As part of the final opinion, NOAA's Fisheries Service has provided a number of ways the bureau can operate the water system to benefit the species, including increasing the cold water storage and flow rates. Such methods will enhance egg incubation and juvenile fish rearing, as well as improve the spawning habitat and the downstream migration of juvenile fish.

Changing water operations will impact an estimated 5 to 7 percent of the available annual water on average moved by the federal and state pumps, or about 330,000 acre-feet per year. Agricultural water use in California is roughly 30 million acre-feet per year. Water operations will not be affected by the opinion immediately and will be tiered to water-year type. The opinion includes exception procedures for drought and health and safety issues.

The American Recovery and Reinvestment Act will mitigate some costs resulting from the opinion's recommended actions. The Department of the Interior identified $109 million to construct a Red Bluff Pumping Plant that will allow the old Red Bluff Diversion Dam to be operated in a "gates out" position to allow salmon and green sturgeon unimpeded passage. In addition, the Act contains $26 million to restore Battle Creek, a salmon tributary to the Sacramento River.

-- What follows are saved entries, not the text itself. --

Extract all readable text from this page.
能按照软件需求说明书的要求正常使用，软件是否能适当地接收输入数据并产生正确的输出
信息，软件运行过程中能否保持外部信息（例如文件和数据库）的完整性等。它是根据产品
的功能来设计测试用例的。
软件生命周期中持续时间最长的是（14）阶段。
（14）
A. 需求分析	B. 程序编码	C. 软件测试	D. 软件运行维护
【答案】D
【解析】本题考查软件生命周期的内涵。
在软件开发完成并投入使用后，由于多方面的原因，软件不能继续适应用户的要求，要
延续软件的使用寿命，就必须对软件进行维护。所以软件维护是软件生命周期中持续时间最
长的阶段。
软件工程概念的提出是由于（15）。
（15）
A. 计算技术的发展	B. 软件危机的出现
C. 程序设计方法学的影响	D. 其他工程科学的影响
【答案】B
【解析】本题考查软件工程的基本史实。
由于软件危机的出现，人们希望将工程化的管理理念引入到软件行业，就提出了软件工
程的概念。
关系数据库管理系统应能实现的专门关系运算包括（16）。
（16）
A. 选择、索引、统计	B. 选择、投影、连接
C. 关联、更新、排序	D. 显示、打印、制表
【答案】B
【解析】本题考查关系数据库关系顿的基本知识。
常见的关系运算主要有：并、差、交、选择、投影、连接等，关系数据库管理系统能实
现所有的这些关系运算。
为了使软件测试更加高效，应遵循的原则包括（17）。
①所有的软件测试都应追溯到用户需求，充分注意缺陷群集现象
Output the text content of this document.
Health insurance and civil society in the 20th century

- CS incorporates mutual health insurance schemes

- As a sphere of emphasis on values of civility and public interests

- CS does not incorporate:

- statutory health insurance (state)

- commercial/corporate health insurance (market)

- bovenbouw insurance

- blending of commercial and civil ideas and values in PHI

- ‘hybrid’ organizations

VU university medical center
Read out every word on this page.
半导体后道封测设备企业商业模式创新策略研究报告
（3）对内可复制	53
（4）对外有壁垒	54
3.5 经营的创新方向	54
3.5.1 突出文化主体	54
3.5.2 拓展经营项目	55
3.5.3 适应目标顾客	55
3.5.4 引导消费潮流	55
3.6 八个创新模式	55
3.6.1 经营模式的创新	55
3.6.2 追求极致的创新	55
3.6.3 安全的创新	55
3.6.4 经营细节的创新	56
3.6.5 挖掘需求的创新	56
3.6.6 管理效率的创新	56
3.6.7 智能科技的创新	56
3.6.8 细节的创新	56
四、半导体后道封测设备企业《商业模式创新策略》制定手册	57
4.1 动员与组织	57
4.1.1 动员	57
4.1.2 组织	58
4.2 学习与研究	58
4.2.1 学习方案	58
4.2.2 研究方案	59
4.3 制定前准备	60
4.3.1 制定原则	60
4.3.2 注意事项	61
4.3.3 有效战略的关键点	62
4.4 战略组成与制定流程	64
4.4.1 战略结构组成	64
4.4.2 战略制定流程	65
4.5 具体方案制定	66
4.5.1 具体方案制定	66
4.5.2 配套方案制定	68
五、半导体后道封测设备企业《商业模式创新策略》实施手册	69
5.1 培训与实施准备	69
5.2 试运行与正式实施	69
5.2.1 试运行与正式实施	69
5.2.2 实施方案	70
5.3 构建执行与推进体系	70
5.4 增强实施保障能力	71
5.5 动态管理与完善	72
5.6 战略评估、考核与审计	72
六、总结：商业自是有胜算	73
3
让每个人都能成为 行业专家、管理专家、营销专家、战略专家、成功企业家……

The water projects included in the opinion are Shasta Dam at the upper headwaters of the Sacramento River, Folsom and Nimbus dams on the American River and New Melones Dam on the Stanislaus River. The opinion also covers the state and federal export facilities in the Delta, the Nimbus hatchery on the American River, and the operations of diversion structures, including the Red Bluff Diversion Dam on the mainstem Sacramento and the Delta Cross Channel gates in the Delta.